Die beiden ersten, bereits vor einigen Jahren entzifferten menschlichen Genome waren aus den genetischen Informationen mehrerer Menschen zusammengestellt worden und zeigen daher nicht die Anlagen einer einzelnen Person. Sie waren 2001 von Venter und seinem Erzrivalen Francis Collins vom National Human Genome Research Institute (NHGRI) vorgestellt worden.

Vor zwei Monaten hatte zudem der Mitentdecker der DNA-Struktur, der Nobelpreisträger James Watson, sein Erbgut auf der Internetseite des Cold Spring Harbor Laboratoriums bei New York veröffentlichen lassen.

Venters Genom wurde mit der kostspieligen Sanger-Technologie sequenziert und zeichnet sich dem Forscher zufolge durch höchste Genauigkeit aus. Es heißt in der Fachliteratur "HuRef" (Referenz für Human-Genom) und bietet sich laut Venter als Grundlage zum Vergleich künftiger Erbgutstudien an.

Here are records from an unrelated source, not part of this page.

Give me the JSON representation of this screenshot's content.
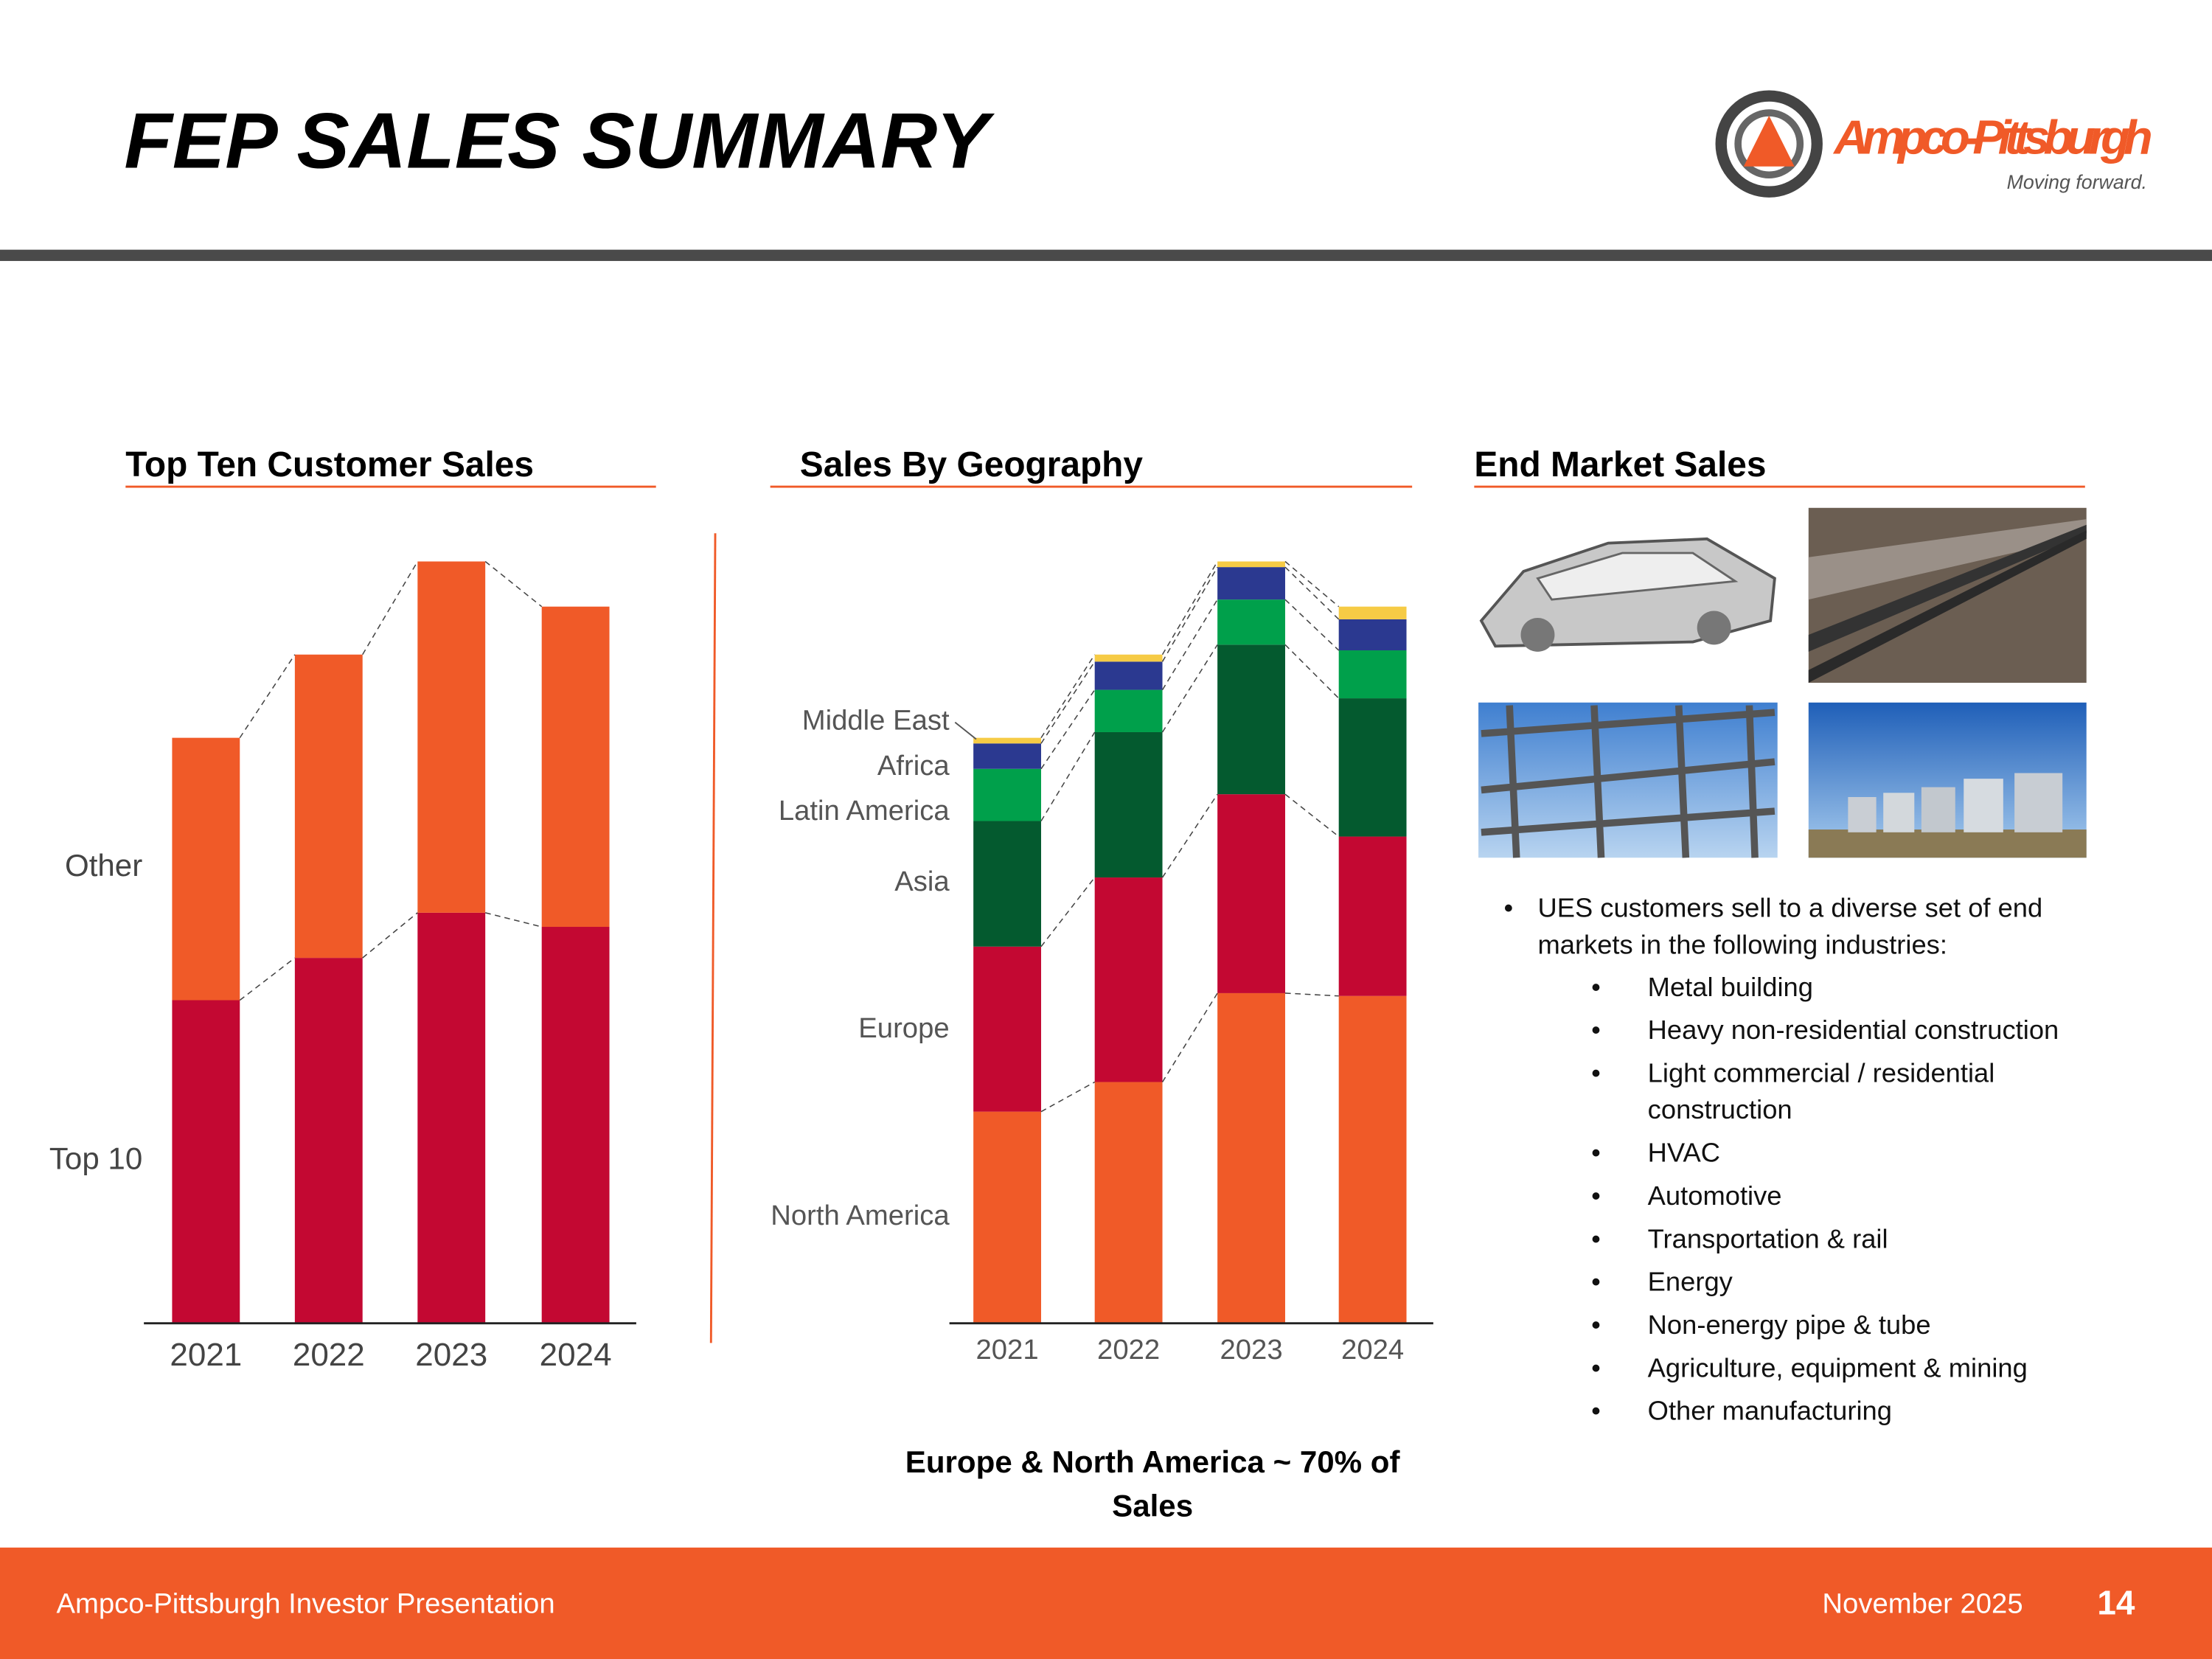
{
  "header": {
    "title": "FEP SALES SUMMARY",
    "logo_name": "Ampco-Pittsburgh",
    "logo_tagline": "Moving forward."
  },
  "sections": [
    "Top Ten Customer Sales",
    "Sales By Geography",
    "End Market Sales"
  ],
  "chart_data": [
    {
      "type": "bar",
      "stacked": true,
      "categories": [
        "2021",
        "2022",
        "2023",
        "2024"
      ],
      "ylim": [
        0,
        540
      ],
      "series": [
        {
          "name": "Top 10",
          "color": "#c30832",
          "values": [
            229,
            259,
            291,
            281
          ]
        },
        {
          "name": "Other",
          "color": "#f05a28",
          "values": [
            186,
            215,
            249,
            227
          ]
        }
      ]
    },
    {
      "type": "bar",
      "stacked": true,
      "categories": [
        "2021",
        "2022",
        "2023",
        "2024"
      ],
      "ylim": [
        0,
        540
      ],
      "series": [
        {
          "name": "North America",
          "color": "#f05a28",
          "values": [
            150,
            171,
            234,
            232
          ]
        },
        {
          "name": "Europe",
          "color": "#c30832",
          "values": [
            117,
            145,
            141,
            113
          ]
        },
        {
          "name": "Asia",
          "color": "#045a2f",
          "values": [
            89,
            103,
            106,
            98
          ]
        },
        {
          "name": "Latin America",
          "color": "#00a04b",
          "values": [
            37,
            30,
            32,
            34
          ]
        },
        {
          "name": "Africa",
          "color": "#2b3990",
          "values": [
            18,
            20,
            23,
            22
          ]
        },
        {
          "name": "Middle East",
          "color": "#f6cb45",
          "values": [
            4,
            5,
            4,
            9
          ]
        }
      ]
    }
  ],
  "end_market": {
    "intro": [
      "UES customers sell to a diverse set of end",
      "markets in the following industries:"
    ],
    "items": [
      [
        "Metal building"
      ],
      [
        "Heavy non-residential construction"
      ],
      [
        "Light commercial / residential",
        "construction"
      ],
      [
        "HVAC"
      ],
      [
        "Automotive"
      ],
      [
        "Transportation & rail"
      ],
      [
        "Energy"
      ],
      [
        "Non-energy pipe & tube"
      ],
      [
        "Agriculture, equipment & mining"
      ],
      [
        "Other manufacturing"
      ]
    ]
  },
  "note": [
    "Europe & North America ~ 70% of",
    "Sales"
  ],
  "footer": {
    "left": "Ampco-Pittsburgh Investor Presentation",
    "date": "November 2025",
    "page": "14"
  }
}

Für "HuRef" waren 20 Milliarden DNA-Basenpaaren entziffert worden. Die JCVI-Forscher hatten das Genom mit seinen rund drei Milliarden Basenpaaren rund sieben Mal sequenziert, um Fehler möglichst auszuschließen. Von 4,1 Millionen DNA-Varianten in Venters Erbgut entfielen 3,2 Millionen auf Veränderungen einzelner Bausteine (Single Nucleotide Polymorphisms/SNPs). Die restlichen waren Einschnitte, Auslassungen, Doppelungen oder auch Verschiebungen auf andere Bereiche seines Erbguts.

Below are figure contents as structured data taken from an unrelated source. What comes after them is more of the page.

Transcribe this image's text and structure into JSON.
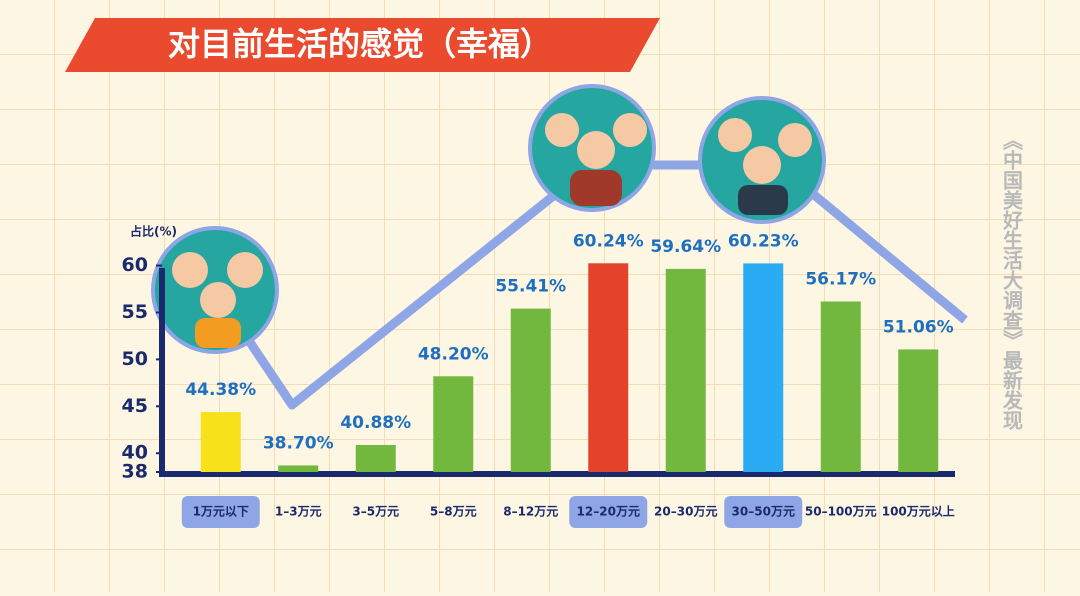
{
  "chart_data": {
    "type": "bar",
    "title": "对目前生活的感觉（幸福）",
    "y_label": "占比(%)",
    "side_text": "《中国美好生活大调查》最新发现",
    "categories": [
      "1万元以下",
      "1–3万元",
      "3–5万元",
      "5–8万元",
      "8–12万元",
      "12–20万元",
      "20–30万元",
      "30–50万元",
      "50–100万元",
      "100万元以上"
    ],
    "values": [
      44.38,
      38.7,
      40.88,
      48.2,
      55.41,
      60.24,
      59.64,
      60.23,
      56.17,
      51.06
    ],
    "value_labels": [
      "44.38%",
      "38.70%",
      "40.88%",
      "48.20%",
      "55.41%",
      "60.24%",
      "59.64%",
      "60.23%",
      "56.17%",
      "51.06%"
    ],
    "color": "#72b83e",
    "colors": [
      "#f7e11a",
      "#72b83e",
      "#72b83e",
      "#72b83e",
      "#72b83e",
      "#e4432b",
      "#72b83e",
      "#2aabf3",
      "#72b83e",
      "#72b83e"
    ],
    "ylim": [
      38,
      64
    ],
    "yticks": [
      38,
      40,
      45,
      50,
      55,
      60
    ]
  }
}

Die in allen Lebewesen vorkommende Desoxyribonukleinsäure ist die Trägerin der Erbinformation. Die DNA ist auch der Rohstoff, aus dem sich unsere Gene zusammensetzen. Die nun veröffentlichte Studie konnte die größeren Unterschiede feststellen, da sie sich auf die Untersuchung von DNA-Baueinheiten konzentrierte, die sich bei einzelnen Menschen unterscheiden, und nicht auf die Unterschiede im Aufbau einzelner DNA-Sequenzen einer Person.

Derzeit bemüht sich Venter, Organismen synthetisch herzustellen. Sie sollen alternative Energien erzeugen und Kohlendioxid schlucken, um die weitere Erwärmung der Erde zu stoppen.